Wednesday, November 28, 2012

Workers' Voice and the 2012 Election

First, I’d like to thank Charlie for the kind introduction, and the rest of the regulars here at Workplace Prof Blog for the invitation to guest blog this month. 

Unions’ participation in electoral politics is a topic of continuing interest to me, and one that I have discussed in two recent articles:  one dealing with the impact of Citizens United on unions, and another (coauthored, with Nancy Leong) that describes coalitions between unions and civil rights groups in the political arena.  Therefore, I thought I’d start out by discussing one way in which unions and union members participated in the 2012 presidential campaign season:  the Workers’ Voice SuperPAC.  (In future posts, I plan to discuss other aspects of union political advocacy, including participation in voting rights litigation, and encouragement of members to run for state or local office.)

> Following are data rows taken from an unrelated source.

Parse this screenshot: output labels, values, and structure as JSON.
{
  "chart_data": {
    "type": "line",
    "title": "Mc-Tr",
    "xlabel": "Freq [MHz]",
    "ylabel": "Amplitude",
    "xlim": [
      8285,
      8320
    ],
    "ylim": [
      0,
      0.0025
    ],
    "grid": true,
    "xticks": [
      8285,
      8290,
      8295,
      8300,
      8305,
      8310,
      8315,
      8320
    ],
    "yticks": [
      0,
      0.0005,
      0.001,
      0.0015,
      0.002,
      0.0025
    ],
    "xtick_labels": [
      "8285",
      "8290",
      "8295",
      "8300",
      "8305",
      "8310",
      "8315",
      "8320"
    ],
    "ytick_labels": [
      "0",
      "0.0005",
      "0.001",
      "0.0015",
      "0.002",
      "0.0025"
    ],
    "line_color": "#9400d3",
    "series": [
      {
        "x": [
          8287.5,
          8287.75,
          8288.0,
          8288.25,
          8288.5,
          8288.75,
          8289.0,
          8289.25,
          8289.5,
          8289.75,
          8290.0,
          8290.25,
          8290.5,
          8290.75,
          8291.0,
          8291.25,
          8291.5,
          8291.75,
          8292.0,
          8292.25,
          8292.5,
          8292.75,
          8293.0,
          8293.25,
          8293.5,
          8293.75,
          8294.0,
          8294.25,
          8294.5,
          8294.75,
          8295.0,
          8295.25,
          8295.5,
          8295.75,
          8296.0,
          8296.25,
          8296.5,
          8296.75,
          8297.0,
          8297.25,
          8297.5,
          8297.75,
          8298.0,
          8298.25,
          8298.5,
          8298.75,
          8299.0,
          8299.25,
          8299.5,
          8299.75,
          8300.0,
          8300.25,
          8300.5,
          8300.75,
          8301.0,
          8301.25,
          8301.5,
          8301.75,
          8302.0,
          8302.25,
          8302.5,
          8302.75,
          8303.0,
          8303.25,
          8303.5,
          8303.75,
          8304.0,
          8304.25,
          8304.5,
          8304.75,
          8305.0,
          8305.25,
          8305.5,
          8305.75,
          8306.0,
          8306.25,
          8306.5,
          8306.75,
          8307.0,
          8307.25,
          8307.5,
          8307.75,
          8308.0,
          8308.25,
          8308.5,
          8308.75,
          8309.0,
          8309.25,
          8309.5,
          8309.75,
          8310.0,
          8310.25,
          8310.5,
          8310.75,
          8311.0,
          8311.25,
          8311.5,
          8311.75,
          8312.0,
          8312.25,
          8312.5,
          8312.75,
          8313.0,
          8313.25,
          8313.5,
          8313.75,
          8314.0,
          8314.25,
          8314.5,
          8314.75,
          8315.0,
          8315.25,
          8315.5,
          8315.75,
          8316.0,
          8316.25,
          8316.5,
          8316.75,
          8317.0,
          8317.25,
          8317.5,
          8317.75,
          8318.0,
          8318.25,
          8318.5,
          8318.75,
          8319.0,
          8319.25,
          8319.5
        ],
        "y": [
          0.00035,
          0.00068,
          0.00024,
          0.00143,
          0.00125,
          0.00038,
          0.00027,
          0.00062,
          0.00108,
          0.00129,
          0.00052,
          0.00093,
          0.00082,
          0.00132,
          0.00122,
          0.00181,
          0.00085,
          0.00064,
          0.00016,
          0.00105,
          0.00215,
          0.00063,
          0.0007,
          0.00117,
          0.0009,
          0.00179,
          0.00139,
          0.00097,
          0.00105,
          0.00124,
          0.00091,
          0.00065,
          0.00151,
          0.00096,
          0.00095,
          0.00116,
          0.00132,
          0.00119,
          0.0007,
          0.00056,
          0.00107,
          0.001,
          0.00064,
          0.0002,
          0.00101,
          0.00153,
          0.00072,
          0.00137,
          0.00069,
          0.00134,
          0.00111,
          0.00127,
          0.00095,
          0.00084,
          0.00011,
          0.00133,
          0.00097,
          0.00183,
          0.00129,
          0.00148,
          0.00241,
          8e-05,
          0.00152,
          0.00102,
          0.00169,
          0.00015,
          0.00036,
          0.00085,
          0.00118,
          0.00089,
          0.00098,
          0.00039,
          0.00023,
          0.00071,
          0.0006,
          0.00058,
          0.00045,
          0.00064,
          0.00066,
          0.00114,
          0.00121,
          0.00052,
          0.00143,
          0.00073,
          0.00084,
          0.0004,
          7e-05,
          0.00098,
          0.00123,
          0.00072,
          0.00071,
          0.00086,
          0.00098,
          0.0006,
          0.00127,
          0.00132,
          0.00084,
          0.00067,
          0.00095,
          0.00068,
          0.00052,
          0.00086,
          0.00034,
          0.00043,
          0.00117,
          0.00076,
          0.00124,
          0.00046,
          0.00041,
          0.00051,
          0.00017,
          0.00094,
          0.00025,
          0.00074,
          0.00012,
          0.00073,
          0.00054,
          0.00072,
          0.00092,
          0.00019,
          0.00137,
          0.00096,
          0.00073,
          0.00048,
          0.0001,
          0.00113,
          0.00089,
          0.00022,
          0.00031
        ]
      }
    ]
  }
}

As many readers know, Workers’ Voice is an AFL-CIO SuperPAC that focused its resources in part on facilitating targeted door-to-door canvassing by union members.  Because of Citizens United, Workers’ Voice could canvass at non-union households; this was a change from past years, in which union canvassing was restricted to union households. 

Why did Workers’ Voice devote scarce resources to canvassing, rather than television and radio ads?  I suspect the answer lies in part in the realization that the labor movement would be dramatically outspent on media.  But there are additional considerations as well.  (Full disclosure:  Before the election, I expressed skepticism in an interview that even a well-coordinated canvassing effort could balance the effect of other forms of political persuasion.)  For one, unions have a lot of experience with political canvassing, and therefore have a good sense of what works.  However, much of this experience comes from communicating with union members.  (Working America, an AFL affiliate for non-union workers, provides an important exception, though even there, I suspect that organizers are in more frequent contact with current and potential members than are election canvassers.)  While it is thus not initially obvious that effective canvassing techniques in the union context translate directly into the non-union context, canvassers could of course refine their approach as they went along.  In addition, there is the effect of the SB-5 referendum in Ohio and the recall efforts in Wisconsin to consider; these campaigns helped identify strong networks of union activists and supporters who could be called on to participate in the 'ground game' (though some of these people may have been fatigued by the time election season arrived).  In these two key swing states, then, canvassing seems to have been a natural extension of recent union activism.   

Finally, it is worth considering unions’ opportunity costs.  In his book, Why Unions Matter, Michael Yates states that “there is a direct connection between the increase in the amounts of money and effort labor has expended politically and the decline in organizing efforts.”  Here, I think there is much to be said for door-to-door canvassing over other forms of political campaigning by unions, particularly given the chance that face-to-face contacts could translate into support for future organizing efforts.  Given all this, the extent to which union canvassing of non-union homes results in either political or organizing gains seems like an important area of potential research.